Vector synchronicity

As I was looking around for performance-enhancements as computers are supposed to do, I stumbled onto the latest .NET upgrades with vectors.

Around about 2007 we've been getting warnings about how Moore's Law is over for raw chipsets and how we should be turning our thoughts toward parallel-processing instead. That async/await stuff you see in Node.js came out of this. Lately there's been a .NET upgrade for us VS2022 enjoyers; here is the rundown. We learn here about Single Instruction Multiple Data.

Vectors have been around awhile; in my Newton simulators I'd used 2015's Vector3 for, er, vector arithmetic.

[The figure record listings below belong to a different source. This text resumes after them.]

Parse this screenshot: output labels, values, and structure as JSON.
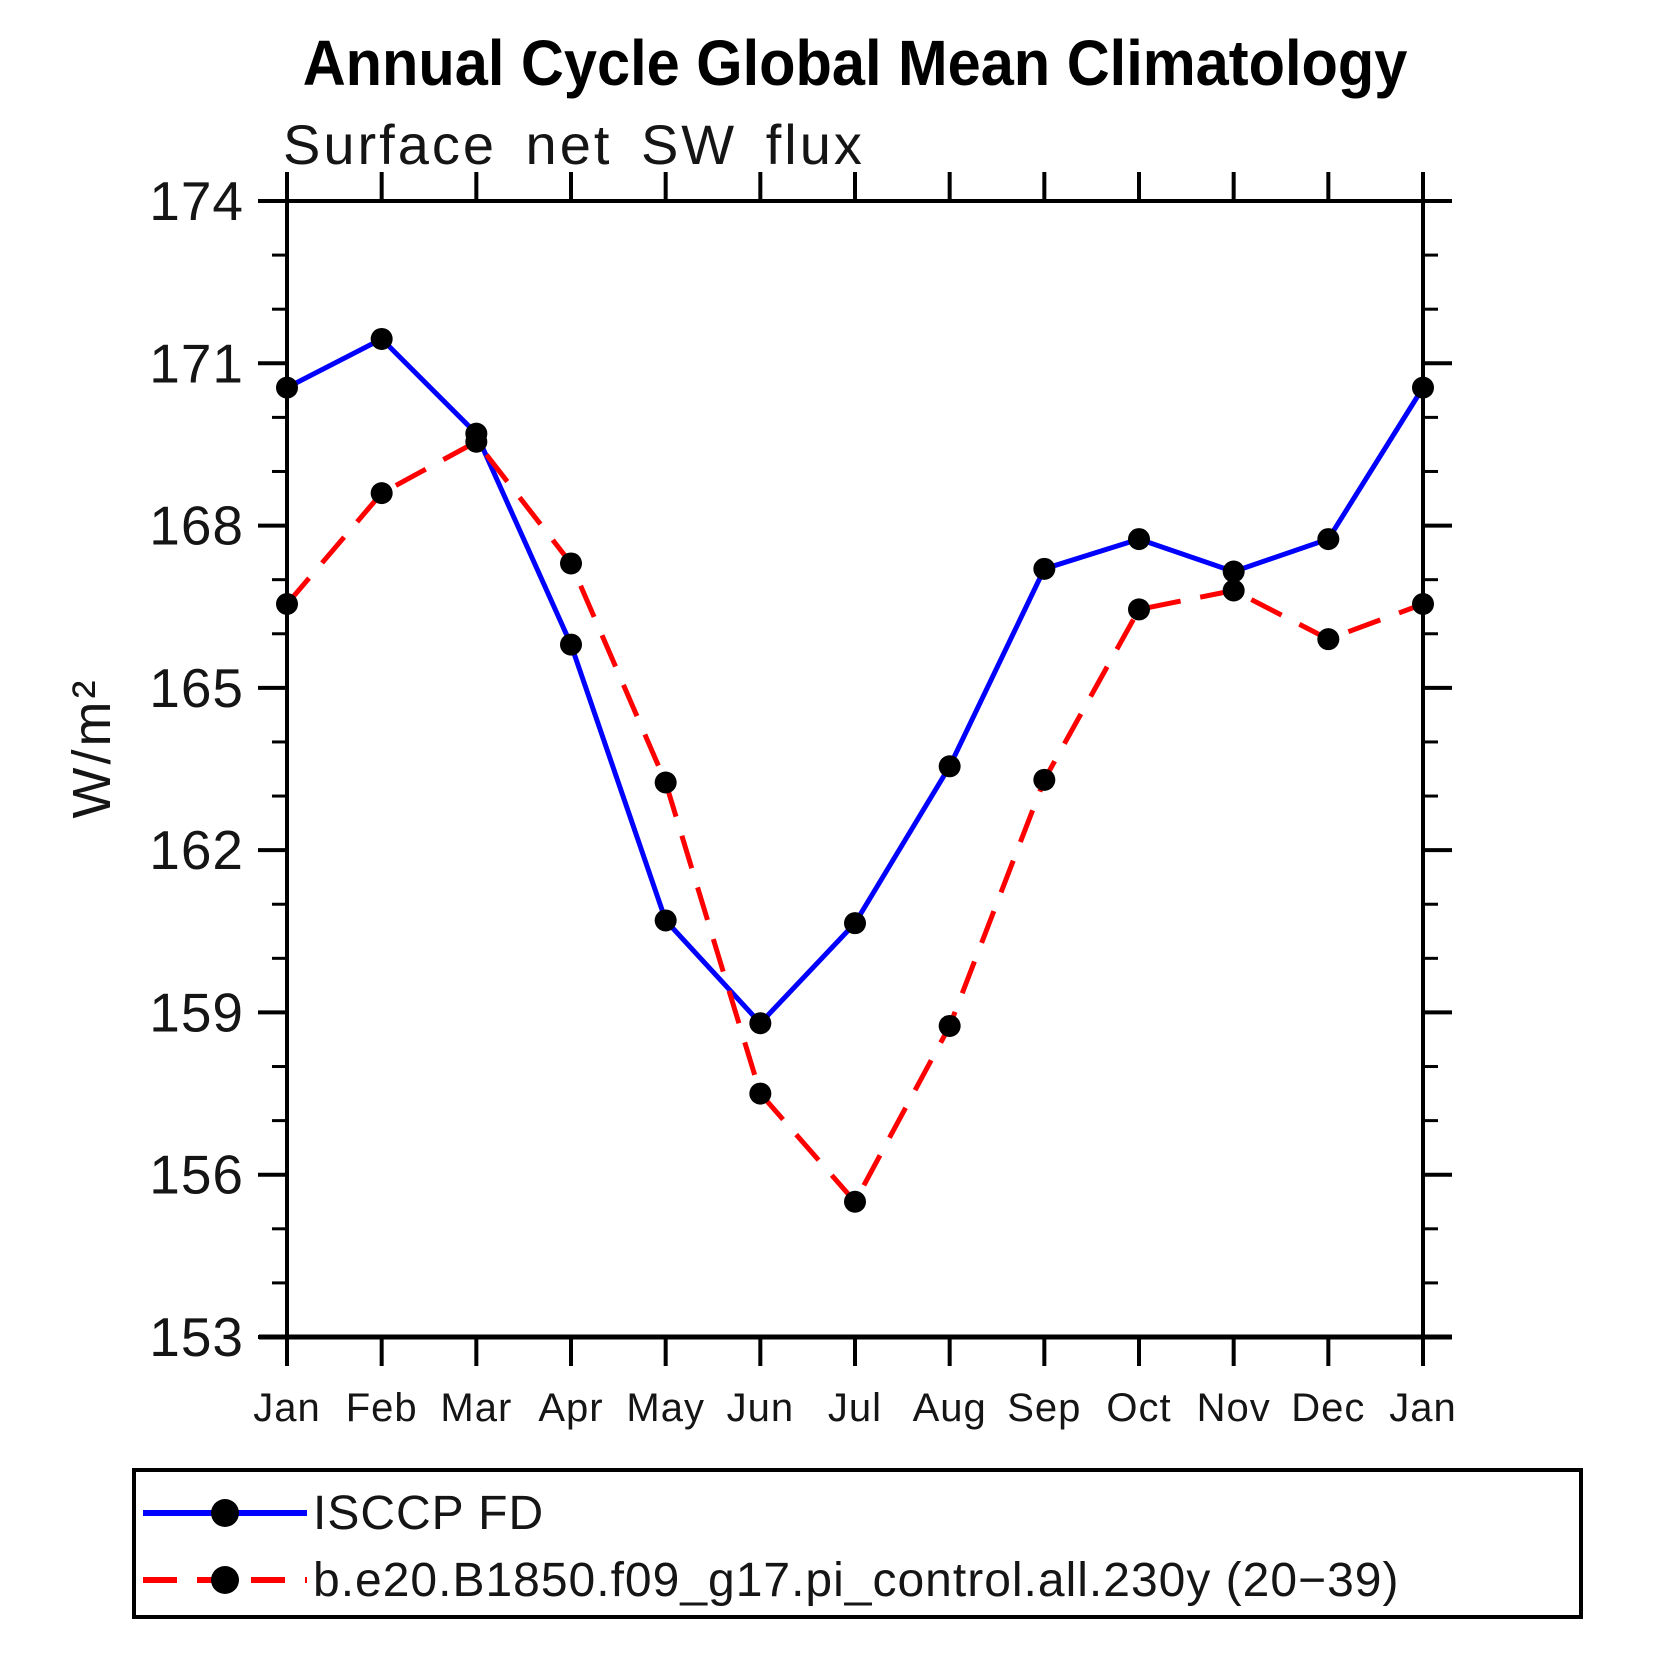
{
  "chart_data": {
    "type": "line",
    "title": "Annual Cycle Global Mean Climatology",
    "subtitle": "Surface net SW flux",
    "ylabel": "W/m²",
    "xlabel": "",
    "categories": [
      "Jan",
      "Feb",
      "Mar",
      "Apr",
      "May",
      "Jun",
      "Jul",
      "Aug",
      "Sep",
      "Oct",
      "Nov",
      "Dec",
      "Jan"
    ],
    "ylim": [
      153,
      174
    ],
    "yticks_major": [
      153,
      156,
      159,
      162,
      165,
      168,
      171,
      174
    ],
    "ytick_minor_step": 1,
    "grid": false,
    "legend_position": "bottom-box",
    "axis_color": "#000000",
    "background": "#ffffff",
    "series": [
      {
        "name": "ISCCP FD",
        "color": "#0000ff",
        "line_style": "solid",
        "marker": "circle",
        "marker_color": "#000000",
        "values": [
          170.55,
          171.45,
          169.7,
          165.8,
          160.7,
          158.8,
          160.65,
          163.55,
          167.2,
          167.75,
          167.15,
          167.75,
          170.55
        ]
      },
      {
        "name": "b.e20.B1850.f09_g17.pi_control.all.230y (20−39)",
        "color": "#ff0000",
        "line_style": "dashed",
        "marker": "circle",
        "marker_color": "#000000",
        "values": [
          166.55,
          168.6,
          169.55,
          167.3,
          163.25,
          157.5,
          155.5,
          158.75,
          163.3,
          166.45,
          166.8,
          165.9,
          166.55
        ]
      }
    ]
  }
}
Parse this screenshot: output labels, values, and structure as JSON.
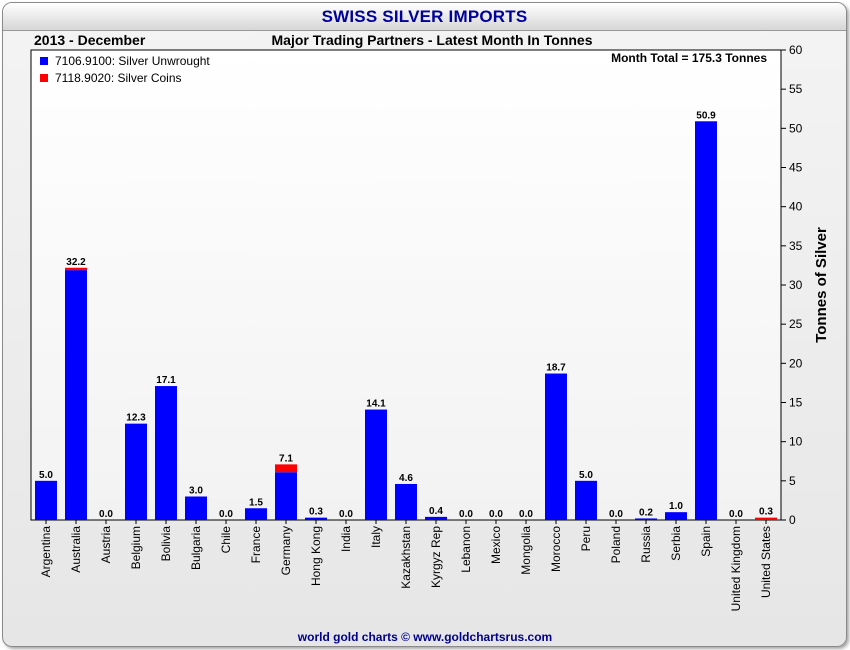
{
  "header": {
    "title": "SWISS SILVER IMPORTS",
    "date": "2013 - December",
    "subtitle": "Major Trading Partners - Latest Month In Tonnes",
    "month_total": "Month Total = 175.3 Tonnes"
  },
  "legend": {
    "items": [
      {
        "label": "7106.9100: Silver Unwrought",
        "color": "#0000ff"
      },
      {
        "label": "7118.9020: Silver Coins",
        "color": "#ff0000"
      }
    ]
  },
  "footer": "world gold charts © www.goldchartsrus.com",
  "chart_data": {
    "type": "bar",
    "stacked": true,
    "title": "SWISS SILVER IMPORTS",
    "subtitle": "Major Trading Partners - Latest Month In Tonnes",
    "ylabel": "Tonnes of Silver",
    "xlabel": "",
    "ylim": [
      0,
      60
    ],
    "ytick_step": 5,
    "ytick_labels": [
      "0",
      "5",
      "10",
      "15",
      "20",
      "25",
      "30",
      "35",
      "40",
      "45",
      "50",
      "55",
      "60"
    ],
    "y_axis_position": "right",
    "grid": false,
    "legend_position": "top-left",
    "categories": [
      "Argentina",
      "Australia",
      "Austria",
      "Belgium",
      "Bolivia",
      "Bulgaria",
      "Chile",
      "France",
      "Germany",
      "Hong Kong",
      "India",
      "Italy",
      "Kazakhstan",
      "Kyrgyz Rep",
      "Lebanon",
      "Mexico",
      "Mongolia",
      "Morocco",
      "Peru",
      "Poland",
      "Russia",
      "Serbia",
      "Spain",
      "United Kingdom",
      "United States"
    ],
    "series": [
      {
        "name": "7106.9100: Silver Unwrought",
        "color": "#0000ff",
        "values": [
          5.0,
          31.9,
          0.0,
          12.3,
          17.1,
          3.0,
          0.0,
          1.5,
          6.1,
          0.3,
          0.0,
          14.1,
          4.6,
          0.4,
          0.0,
          0.0,
          0.0,
          18.7,
          5.0,
          0.0,
          0.2,
          1.0,
          50.9,
          0.0,
          0.0
        ]
      },
      {
        "name": "7118.9020: Silver Coins",
        "color": "#ff0000",
        "values": [
          0.0,
          0.3,
          0.0,
          0.0,
          0.0,
          0.0,
          0.0,
          0.0,
          1.0,
          0.0,
          0.0,
          0.0,
          0.0,
          0.0,
          0.0,
          0.0,
          0.0,
          0.0,
          0.0,
          0.0,
          0.0,
          0.0,
          0.0,
          0.0,
          0.3
        ]
      }
    ],
    "data_labels": [
      "5.0",
      "32.2",
      "0.0",
      "12.3",
      "17.1",
      "3.0",
      "0.0",
      "1.5",
      "7.1",
      "0.3",
      "0.0",
      "14.1",
      "4.6",
      "0.4",
      "0.0",
      "0.0",
      "0.0",
      "18.7",
      "5.0",
      "0.0",
      "0.2",
      "1.0",
      "50.9",
      "0.0",
      "0.3"
    ]
  }
}
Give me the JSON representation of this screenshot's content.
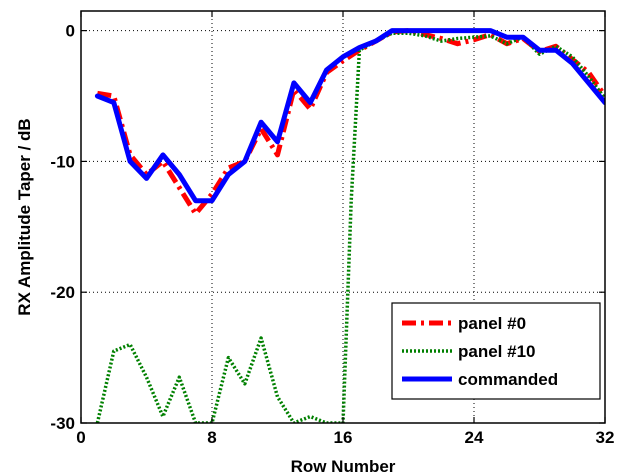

This was System.Numerics because I didn't trust that the free Unity engine wouldn't be yanked from me.

I mean, vectors of very small amounts could always be mocked-up; just do bitwise arithmetic with masking (bro). That is, if you wanted "for i from 1 to 16 do this to each(i)" you do "for i from 1 to 4 do this to a vector of 4 each(i)". I don't know if they'd said "four lanes" then, but they do now. With classic Microsoft 256-bit bytes, that's not so bad for (say) colour. In practice, you run out of size; a 16bit 386 processor got you two lanes of these bytes at a time. Hence why the colours were so cartoony up to the middle 1990s. 32bit would at least get you that colour-processing, to the limit of your CRT monitor, maybe even to tetrachromacy. But we're still not getting the parallel decimal-maths we wanted - even up to 64bit.

What I didn't know, and should have, is that in a multiprocessing world, you can enlist four (say) processors at once. You are no longer stuck with the bit-depth limitations. Vectors can be processed in the CPU now! Another fine example: the Mandelbrot, which requires independent processing upon each pixel in your window. Another example would likely be Newton upon each interaction in a n body system. Cuts time to a quarter...

...if, that is, you have those four cores on hand. .NET claims version 7 can tell how many cores will be on hand. Although if you are not a noob (I am a noob) you'll still be fumbling with the binary-arithmetic and maybe even running "unsafe" C#. For best results with unsafety please use RUST.

It's a bit like that Newton-Raphson unrolling we'd seen back in Quake III's rsqrt - and in fact should start as an unrolling. Except: Newton-Raphson is iterative (even if only iterated once). Where not iterative you can do your calcs in parallel, and should.